In the welding process, the welded metal undergoes heating, melting (or reaching thermoplastic state) and subsequent solidification and continuous cooling due to heat input and transmission, which is called welding thermal process.
The welding thermal process runs through the whole welding process and becomes one of the main factors affecting and determining the welding quality and welding productivity through the following aspects:
1) The size and distribution of heat applied to the weldment metal determine the shape and size of the molten pool.
2) The degree of metallurgical reaction in welding pool is closely related to the action of heat and the length of existence time of weld pool.
3) The changes of welding heating and cooling parameters affect the solidification and phase transformation process of molten pool metal and the transformation of metal microstructure in heat affected zone.
Therefore, the microstructure and properties of weld and welding heat affected zone are also related to the effect of heat.
4) Due to uneven heating and cooling of welding parts, uneven stress state is caused, resulting in different degrees of stress, deformation and strain.
5) Under the action of welding heat, various forms of cracks and other metallurgical defects may occur due to the joint influence of metallurgy, stress factors and the structure of the welded metal.
6) The welding input heat and its efficiency determine the melting speed of base metal and electrode (welding wire), thus affecting the welding productivity.
Characteristics of welding thermal process
The welding thermal process is much more complex than that under general heat treatment conditions. It has the following four main characteristics:
a. Local concentration of welding thermal process
The weldment is not heated as a whole during welding, but the heat source is only the area near the direct action point of heating, and the heating and cooling are extremely uneven.
b. Mobility of welding heat source
In the welding process, the heat source moves relative to the weldment, and the heated area of the weldment changes constantly.
When the welding heat source approaches a certain point of the weldment, the temperature at that point increases rapidly, and when the heat source gradually moves away, the point cools down.

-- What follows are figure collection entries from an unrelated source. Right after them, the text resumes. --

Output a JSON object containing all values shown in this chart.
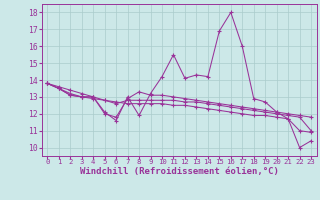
{
  "background_color": "#cce8e8",
  "grid_color": "#aacccc",
  "line_color": "#993399",
  "marker": "+",
  "xlabel": "Windchill (Refroidissement éolien,°C)",
  "xlabel_fontsize": 6.5,
  "xtick_fontsize": 5.2,
  "ytick_fontsize": 5.8,
  "ylim": [
    9.5,
    18.5
  ],
  "xlim": [
    -0.5,
    23.5
  ],
  "yticks": [
    10,
    11,
    12,
    13,
    14,
    15,
    16,
    17,
    18
  ],
  "xticks": [
    0,
    1,
    2,
    3,
    4,
    5,
    6,
    7,
    8,
    9,
    10,
    11,
    12,
    13,
    14,
    15,
    16,
    17,
    18,
    19,
    20,
    21,
    22,
    23
  ],
  "series": [
    [
      13.8,
      13.5,
      13.1,
      13.0,
      13.0,
      12.1,
      11.6,
      13.0,
      11.9,
      13.2,
      14.2,
      15.5,
      14.1,
      14.3,
      14.2,
      16.9,
      18.0,
      16.0,
      12.9,
      12.7,
      12.1,
      11.7,
      10.0,
      10.4
    ],
    [
      13.8,
      13.5,
      13.1,
      13.0,
      13.0,
      12.0,
      11.8,
      12.9,
      13.3,
      13.1,
      13.1,
      13.0,
      12.9,
      12.8,
      12.7,
      12.6,
      12.5,
      12.4,
      12.3,
      12.2,
      12.1,
      12.0,
      11.9,
      11.8
    ],
    [
      13.8,
      13.6,
      13.4,
      13.2,
      13.0,
      12.8,
      12.6,
      12.8,
      12.8,
      12.8,
      12.8,
      12.8,
      12.7,
      12.7,
      12.6,
      12.5,
      12.4,
      12.3,
      12.2,
      12.1,
      12.0,
      11.9,
      11.8,
      11.0
    ],
    [
      13.8,
      13.5,
      13.2,
      13.0,
      12.9,
      12.8,
      12.7,
      12.6,
      12.6,
      12.6,
      12.6,
      12.5,
      12.5,
      12.4,
      12.3,
      12.2,
      12.1,
      12.0,
      11.9,
      11.9,
      11.8,
      11.7,
      11.0,
      10.9
    ]
  ]
}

c. Instantaneity of welding thermal process
Under the action of highly concentrated heat source, the heating speed is very fast (more than 1500 ℃ / s in the case of arc welding), that is, a large amount of heat energy is transferred from the heat source to the weldment in a very short time, and the cooling speed is also very high due to the localization of heating and the movement of heat source.
d. Heat transfer process of weldment
The liquid metal in the welding pool is in a strong motion state.
Inside the molten pool, the heat transfer process is mainly fluid convection, while outside the molten pool, it is mainly solid heat conduction, and there are convective heat transfer and radiation heat transfer.
Therefore, the welding thermal process involves various heat transfer modes, which is a composite heat transfer problem.
Wrap it up
The above characteristics make the problem of welding heat transfer very complex.
However, because it has an important impact on the control of welding quality and the improvement of productivity, welding workers must master its basic law and the change trend under various process parameters.